Vero, esistono stargates per andare in Cina. Si può essere in Cina in un attimo senza andarci. A scanso di equivoci sto pensando a luoghi, effettivamente magici, o anche a persone, particolarmente preziose. Il primo «Binario 9¾» per la Cina lo scovai vent’anni fa, a Parigi. Se vi capita di passare dai cugini d’oltralpe, cercate una libreria, chiamata You Feng. Si annida in Rue Monsieur le Prince, praticamente alle spalle della Sorbona, e il proprietario – cinese il cui volto granitico raramente si scioglie in un sorriso – la gestisce dal 1970. È improntata alla più grande spartanità: come entrate, siete semplicemente in una mono-stanza enorme, illuminata a sparo coi neon. Ma è infarcita di libri cinesi e sulla Cina, mappe, micro-manichini da agopuntura, oltre a vendere un’impressionante dispiegamento di pennelli da calligrafia. Insomma, un paradiso.

Lì troverete sicuramente i libri di un altro stargate: Jacques Pimpaneau. A 24 anni saltò su un treno da Parigi per andare a Pechino a vendere quadri di giovani artisti francesi. La sua idea era poi di fare il contrario: tornare in Occidente per aprire una galleria e vendere dipinti di giovani cinesi. Ma rimase folgorato dal teatro cinese, e a Pechino rimase tre anni. Correva l’anno 1958.
«Se un marziano sbarcasse oggi in Europa e volesse capirla, dovrebbe imparare il latino, sono sicuro. Similmente, per la Cina, intuii che il cinese classico era la chiave, e cercai uno studente pechinese che mi desse ripetizioni. A fine anni ’50, in piena Cina maoista, non era la materia che andasse esattamente per la maggiore», mi rivelò una mattina di ventidue anni fa, quando era venuto il suo turno di insegnare il cinese medievale ai giovani studenti.

Tra i suoi colpi di genio, l’acquisto dei 45 giri, a fine anni ’60, con la voce di celebri attori hongkonghesi che leggono fiabe. All’epoca molti sinologi lo presero in giro, ma su questo e altri acquisti Pimpaneau costruì il museo Kwok On, che confluirà poi nel Museo d’Arte Orientale di Lisbona.
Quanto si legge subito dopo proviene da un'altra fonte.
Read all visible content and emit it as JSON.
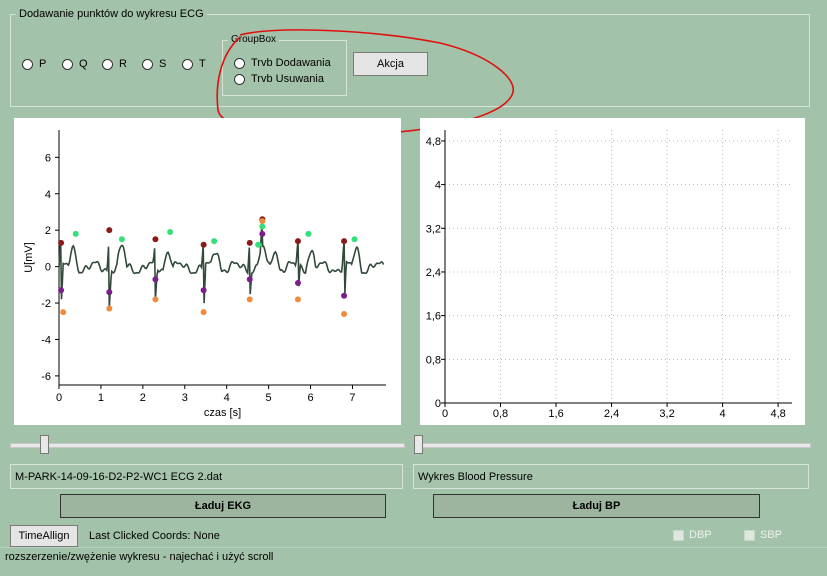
{
  "groupbox_main": {
    "title": "Dodawanie punktów do wykresu ECG"
  },
  "points": [
    {
      "label": "P"
    },
    {
      "label": "Q"
    },
    {
      "label": "R"
    },
    {
      "label": "S"
    },
    {
      "label": "T"
    }
  ],
  "groupbox_inner": {
    "title": "GroupBox"
  },
  "modes": [
    {
      "label": "Trvb Dodawania"
    },
    {
      "label": "Trvb Usuwania"
    }
  ],
  "action_button": "Akcja",
  "ecg_chart": {
    "type": "line",
    "xlabel": "czas [s]",
    "ylabel": "U[mV]",
    "xlim": [
      0,
      7.8
    ],
    "ylim": [
      -6.5,
      7.5
    ],
    "xticks": [
      "0",
      "1",
      "2",
      "3",
      "4",
      "5",
      "6",
      "7"
    ],
    "yticks": [
      "-6",
      "-4",
      "-2",
      "0",
      "2",
      "4",
      "6"
    ],
    "line_color": "#324a3a"
  },
  "bp_chart": {
    "type": "line",
    "xlim": [
      0,
      5.0
    ],
    "ylim": [
      0,
      5.0
    ],
    "xticks": [
      "0",
      "0,8",
      "1,6",
      "2,4",
      "3,2",
      "4",
      "4,8"
    ],
    "yticks": [
      "0",
      "0,8",
      "1,6",
      "2,4",
      "3,2",
      "4",
      "4,8"
    ],
    "grid": true
  },
  "chart_data": {
    "type": "line",
    "x_label": "czas [s]",
    "y_label": "U[mV]",
    "series": [
      {
        "name": "P",
        "color": "#8b1a1a",
        "x": [
          0.05,
          1.2,
          2.3,
          3.45,
          4.55,
          4.85,
          5.7,
          6.8
        ],
        "y": [
          1.3,
          2.0,
          1.5,
          1.2,
          1.3,
          2.6,
          1.4,
          1.4
        ]
      },
      {
        "name": "Q",
        "color": "#7a1f8a",
        "x": [
          0.05,
          1.2,
          2.3,
          3.45,
          4.55,
          4.85,
          5.7,
          6.8
        ],
        "y": [
          -1.3,
          -1.4,
          -0.7,
          -1.3,
          -0.7,
          1.8,
          -0.9,
          -1.6
        ]
      },
      {
        "name": "S",
        "color": "#f08a3c",
        "x": [
          0.1,
          1.2,
          2.3,
          3.45,
          4.55,
          4.85,
          5.7,
          6.8
        ],
        "y": [
          -2.5,
          -2.3,
          -1.8,
          -2.5,
          -1.8,
          2.5,
          -1.8,
          -2.6
        ]
      },
      {
        "name": "T",
        "color": "#33e07a",
        "x": [
          0.4,
          1.5,
          2.65,
          3.7,
          4.75,
          4.85,
          5.95,
          7.05
        ],
        "y": [
          1.8,
          1.5,
          1.9,
          1.4,
          1.2,
          2.2,
          1.8,
          1.5
        ]
      }
    ]
  },
  "file_field": "M-PARK-14-09-16-D2-P2-WC1 ECG 2.dat",
  "bp_field": "Wykres Blood Pressure",
  "load_ekg": "Ładuj EKG",
  "load_bp": "Ładuj BP",
  "time_allign": "TimeAllign",
  "coords": "Last Clicked Coords: None",
  "dbp": "DBP",
  "sbp": "SBP",
  "status": "rozszerzenie/zwężenie wykresu - najechać i użyć scroll",
  "slider_left": {
    "value": 0.1
  },
  "slider_right": {
    "value": 0.0
  }
}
Cultore sfegatato di teatro delle ombre, nella sua collezione spiccano marionette di commovente bellezza. Tra gli scaffali della You Feng, cercate il suo Lettre à une jeune fille qui voudrait partir en Chine, ed. Philippe Picquier, 2003, ideato per spezzare la monotonia della steppa fuori dal finestrino della transiberiana.

A qualche scaffale di distanza troverete un altro gioiello, di un altro stargate: André Lévy, titanico sinologo francese mancato l’anno scorso. Il padre aveva un negozio di orologi e gioielli a Tianjin, e Lévy nacque proprio lì, in Cina, nel 1925. Anche lui intessé una vita rocambolesca, tra Francia, Sri Lanka, Indocina e Giappone. Tra queste continue peripezie, una roccaforte, un amore costante: i racconti folk medievali. Dal suo cappello di prestigiatore capace di trasportarci nell’immaginario cinese, Lévy nel 1996 estrasse una splendida traduzione del capolavoro di Pu Songling, I racconti dello studio Liao (Liáozhāi zhìyì, Pu Songling, Chroniques de l’étrange).

Siamo nel XVII secolo e Pu, rampollo di una squattrinata famiglia di affittacamere nello Shandong, riuscì a passare gli esami imperiali e diventare funzionario di penultimo livello, per poi arrotondare facendo l’insegnante privato. Un Parini cinese insomma. Ma rende meglio l’idea un parallelo con Boiardo, o con Ariosto. Pu Songling aveva infatti un debole per le persone di ogni giorno e per la loro fantasia. Ascoltando il ciabattino e il pescivendolo, raccolse negli anni più di quattrocento racconti folk, e diede loro dignità letteraria.

Sfogliate le pagine dello «studio Liao» e prenderanno vita sotto i vostri occhi spiriti-volpi, fantasmi, studenti esangui alle prese con gli esami, ufficiali di corte, esorcisti taoisti, demoni, animali parlanti: la realtà collassa sotto il sogno. Lasciatevi portare per mano nel mondo dylandoghesco del XVII secolo cinese da Pu Songling. E se non volete leggerlo con gli occhiali di André Lévy, lo trovate anche in italiano:

I racconti fantastici dello studio di Liao, 3 voll., trad. dal cinese di Ludovico Nicola di Giura, Roma, Castelvecchi, 2017.